There is one last thing that we can work out from our DNA sequences and what we know about population genetics. If we can put a date on one of the branching points on the tree we can actually estimate the time for all the other splits. As is happens we know that the oldest Old World Monkey fossil to be discovered is around 15 million years old, meaning the latest that first branch that splits the apes (me, the Chimp and the Gibbon) from the monkey sequence could have happened is 15 millions years ago. The average difference between the monkey sequence an a ape one is 0.265 – which divided by 15 million years gives us substitution rate of around 0.018 bases per million years. If we apply this rate to observed distance between human and chimp sequences (0.082 changes per base /0.018 base changes per million years) you get an estimate of the age of the split at around 4.5 million years. When you do the same analysis on more than 50 bases of DNA you normally end up with a bunch something more like 5-7 million years.

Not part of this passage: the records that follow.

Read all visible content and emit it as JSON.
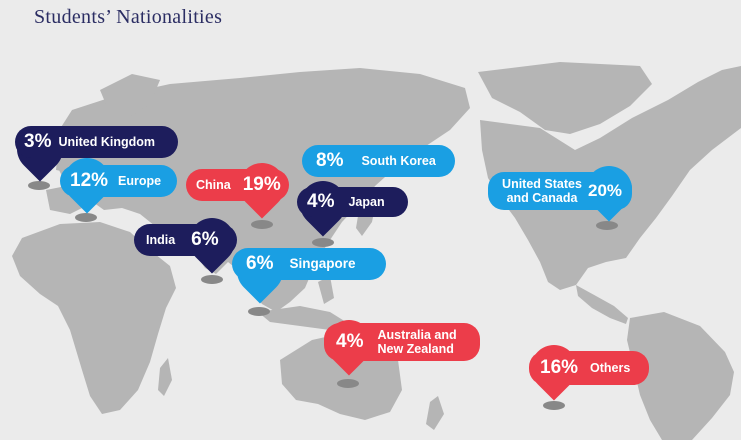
{
  "title": "Students’ Nationalities",
  "colors": {
    "navy": "#1d1d5c",
    "sky": "#1a9fe3",
    "red": "#ec3d4a",
    "land": "#b5b5b5",
    "background": "#ebebeb"
  },
  "markers": [
    {
      "id": "united-kingdom",
      "pct": "3%",
      "label": "United Kingdom",
      "color": "navy"
    },
    {
      "id": "europe",
      "pct": "12%",
      "label": "Europe",
      "color": "sky"
    },
    {
      "id": "china",
      "pct": "19%",
      "label": "China",
      "color": "red"
    },
    {
      "id": "south-korea",
      "pct": "8%",
      "label": "South Korea",
      "color": "sky"
    },
    {
      "id": "japan",
      "pct": "4%",
      "label": "Japan",
      "color": "navy"
    },
    {
      "id": "india",
      "pct": "6%",
      "label": "India",
      "color": "navy"
    },
    {
      "id": "singapore",
      "pct": "6%",
      "label": "Singapore",
      "color": "sky"
    },
    {
      "id": "united-states-and-canada",
      "pct": "20%",
      "label": "United States and Canada",
      "color": "sky"
    },
    {
      "id": "australia-and-new-zealand",
      "pct": "4%",
      "label": "Australia and New Zealand",
      "color": "red"
    },
    {
      "id": "others",
      "pct": "16%",
      "label": "Others",
      "color": "red"
    }
  ]
}
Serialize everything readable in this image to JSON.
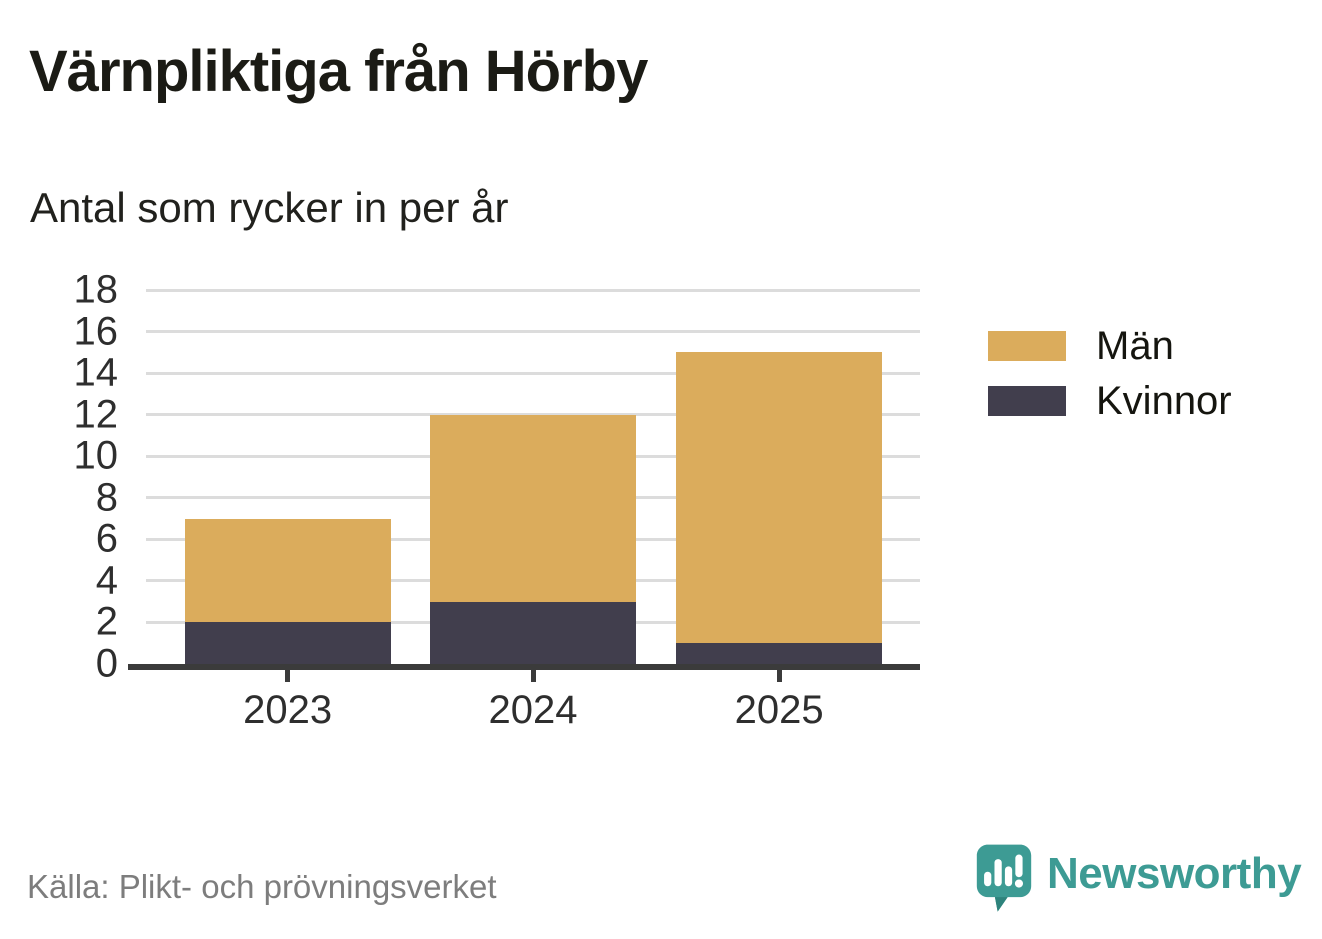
{
  "header": {
    "title": "Värnpliktiga från Hörby",
    "subtitle": "Antal som rycker in per år"
  },
  "chart_data": {
    "type": "bar",
    "stacked": true,
    "categories": [
      "2023",
      "2024",
      "2025"
    ],
    "series": [
      {
        "name": "Kvinnor",
        "color": "#413e4d",
        "values": [
          2,
          3,
          1
        ]
      },
      {
        "name": "Män",
        "color": "#dbac5c",
        "values": [
          5,
          9,
          14
        ]
      }
    ],
    "stacked_totals": [
      7,
      12,
      15
    ],
    "title": "Värnpliktiga från Hörby",
    "subtitle": "Antal som rycker in per år",
    "xlabel": "",
    "ylabel": "",
    "ylim": [
      0,
      18
    ],
    "ytick_step": 2,
    "grid": true,
    "legend_position": "right"
  },
  "legend": {
    "items": [
      {
        "label": "Män",
        "color": "#dbac5c"
      },
      {
        "label": "Kvinnor",
        "color": "#413e4d"
      }
    ]
  },
  "footer": {
    "source": "Källa: Plikt- och prövningsverket",
    "brand": "Newsworthy"
  },
  "icons": {
    "brand": "newsworthy-speech-bubble-bar-chart-icon"
  },
  "colors": {
    "bar_men": "#dbac5c",
    "bar_women": "#413e4d",
    "accent_teal": "#3d9b94",
    "accent_teal_dark": "#2e837c",
    "axis": "#3b3b3b",
    "grid": "#dcdcdc",
    "text": "#1b1b15",
    "muted_text": "#7d7d7d"
  }
}
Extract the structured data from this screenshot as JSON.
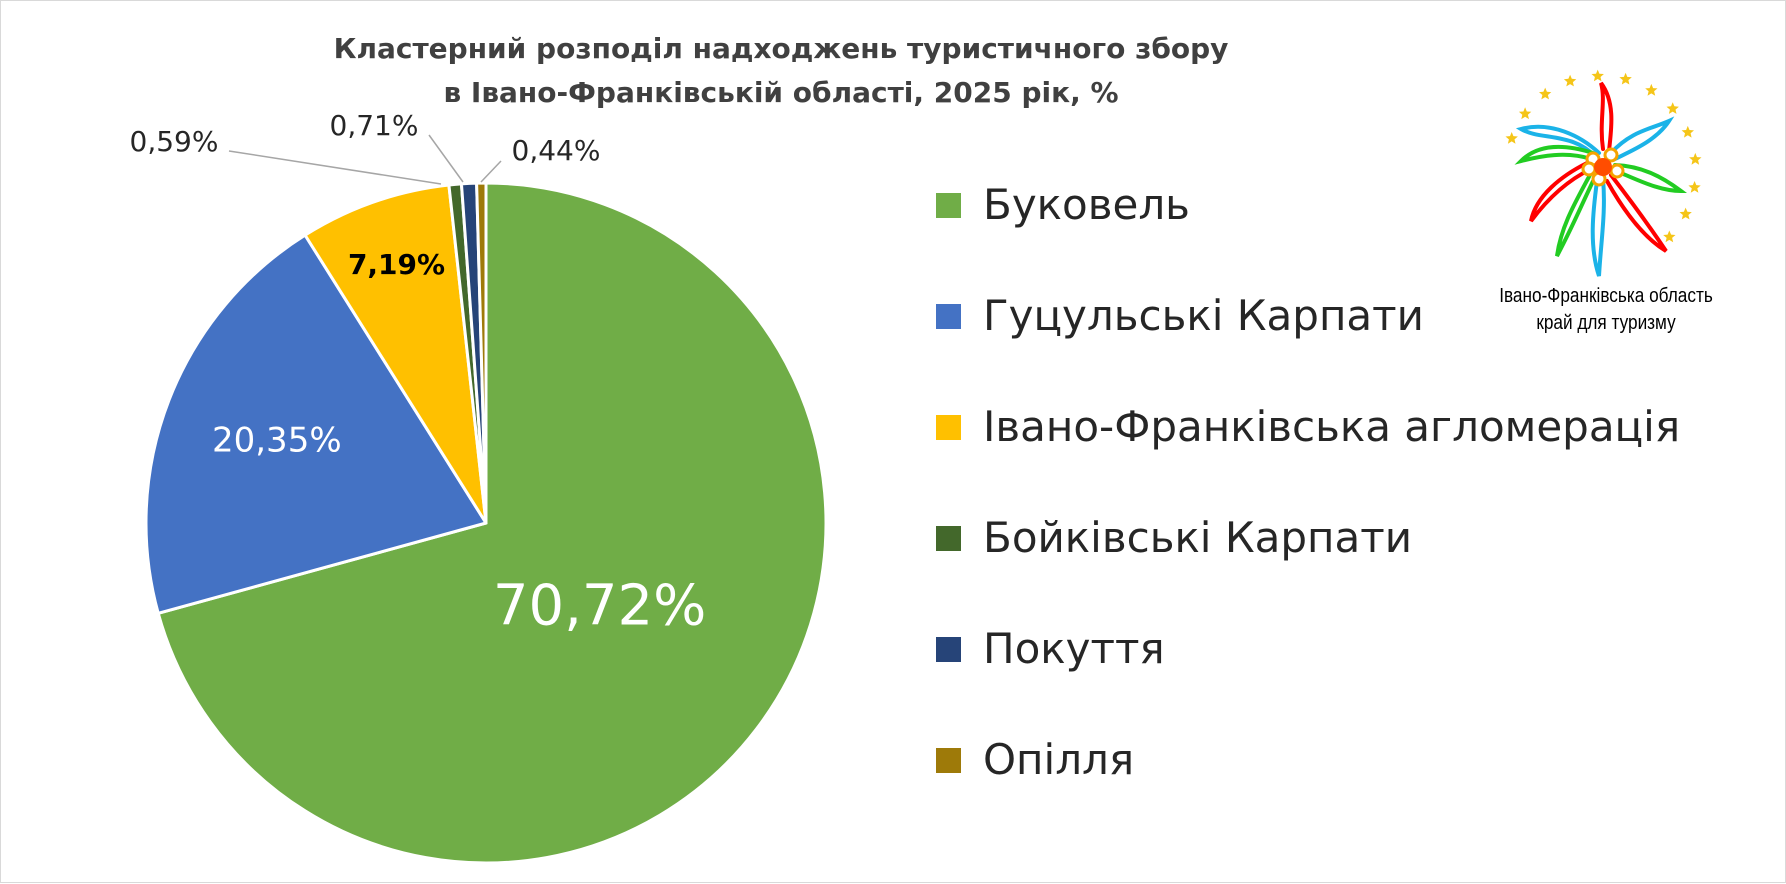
{
  "chart_data": {
    "type": "pie",
    "title": "Кластерний розподіл надходжень туристичного збору в Івано-Франківській області, 2025 рік, %",
    "title_lines": [
      "Кластерний розподіл надходжень туристичного збору",
      "в Івано-Франківській області, 2025 рік, %"
    ],
    "legend_position": "right",
    "slices": [
      {
        "label": "Буковель",
        "value": 70.72,
        "value_label": "70,72%",
        "color": "#70ad47",
        "label_placement": "inside",
        "label_color": "#ffffff",
        "label_bold": false
      },
      {
        "label": "Гуцульські Карпати",
        "value": 20.35,
        "value_label": "20,35%",
        "color": "#4472c4",
        "label_placement": "inside",
        "label_color": "#ffffff",
        "label_bold": false
      },
      {
        "label": "Івано-Франківська агломерація",
        "value": 7.19,
        "value_label": "7,19%",
        "color": "#ffc000",
        "label_placement": "inside",
        "label_color": "#000000",
        "label_bold": true
      },
      {
        "label": "Бойківські Карпати",
        "value": 0.59,
        "value_label": "0,59%",
        "color": "#43682b",
        "label_placement": "outside",
        "label_color": "#262626",
        "label_bold": false
      },
      {
        "label": "Покуття",
        "value": 0.71,
        "value_label": "0,71%",
        "color": "#264478",
        "label_placement": "outside",
        "label_color": "#262626",
        "label_bold": false
      },
      {
        "label": "Опілля",
        "value": 0.44,
        "value_label": "0,44%",
        "color": "#9e7a09",
        "label_placement": "outside",
        "label_color": "#262626",
        "label_bold": false
      }
    ]
  },
  "logo": {
    "caption_lines": [
      "Івано-Франківська область",
      "край для туризму"
    ]
  },
  "colors": {
    "title": "#404040",
    "legend_text": "#262626",
    "leader_line": "#a6a6a6",
    "logo_star": "#f5c518",
    "logo_petals": [
      "#ff0000",
      "#1bb3e8",
      "#22cc22",
      "#ff4d00"
    ]
  }
}
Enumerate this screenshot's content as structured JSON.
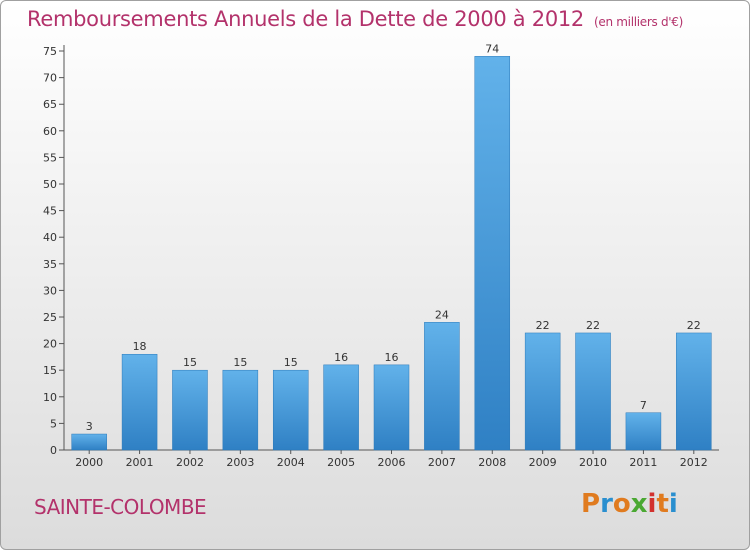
{
  "header": {
    "title": "Remboursements Annuels de la Dette de 2000 à 2012",
    "unit": "(en milliers d'€)"
  },
  "footer": {
    "commune": "SAINTE-COLOMBE",
    "logo": {
      "text": "Proxiti",
      "letters": [
        {
          "char": "P",
          "color": "#e07b1f"
        },
        {
          "char": "r",
          "color": "#2a8fcf"
        },
        {
          "char": "o",
          "color": "#e07b1f"
        },
        {
          "char": "x",
          "color": "#4aa832"
        },
        {
          "char": "i",
          "color": "#d2312e"
        },
        {
          "char": "t",
          "color": "#e07b1f"
        },
        {
          "char": "i",
          "color": "#2a8fcf"
        }
      ]
    }
  },
  "chart_data": {
    "type": "bar",
    "categories": [
      "2000",
      "2001",
      "2002",
      "2003",
      "2004",
      "2005",
      "2006",
      "2007",
      "2008",
      "2009",
      "2010",
      "2011",
      "2012"
    ],
    "values": [
      3,
      18,
      15,
      15,
      15,
      16,
      16,
      24,
      74,
      22,
      22,
      7,
      22
    ],
    "value_labels": [
      "3",
      "18",
      "15",
      "15",
      "15",
      "16",
      "16",
      "24",
      "74",
      "22",
      "22",
      "7",
      "22"
    ],
    "y_ticks": [
      "0",
      "5",
      "10",
      "15",
      "20",
      "25",
      "30",
      "35",
      "40",
      "45",
      "50",
      "55",
      "60",
      "65",
      "70",
      "75"
    ],
    "ylim": [
      0,
      75
    ],
    "grid": false,
    "bar_color": "#3f97d9",
    "accent_color": "#b3326b"
  }
}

Sadly my mutations is, from an evolutionary perspective, effectively dead. Males don’t pass on their mitochondria so that mutation will die with me. Still, as I said each carry our own set of private mutations – wouldn’t it be nice to think one day a variant that started as something unique to you made it so far through humanity that it could be used to keep track of the way natural selection continues to act on our species and even to help us find our place in the biosphere?
1. Creationists, this a literary device known as “metaphor”, please move along
2. There are also regions called introns that are spliced out of genes before they moce off to be translated, but we’ll focus on the UTRs here
3. There are genes, even in this dataset, for which there is evidence for positive selection – mutations being fixed more quickly than you’d expect under neutrality – which is the basis of adaptatoin to local environmental conditions. But in the main most selection is purifying.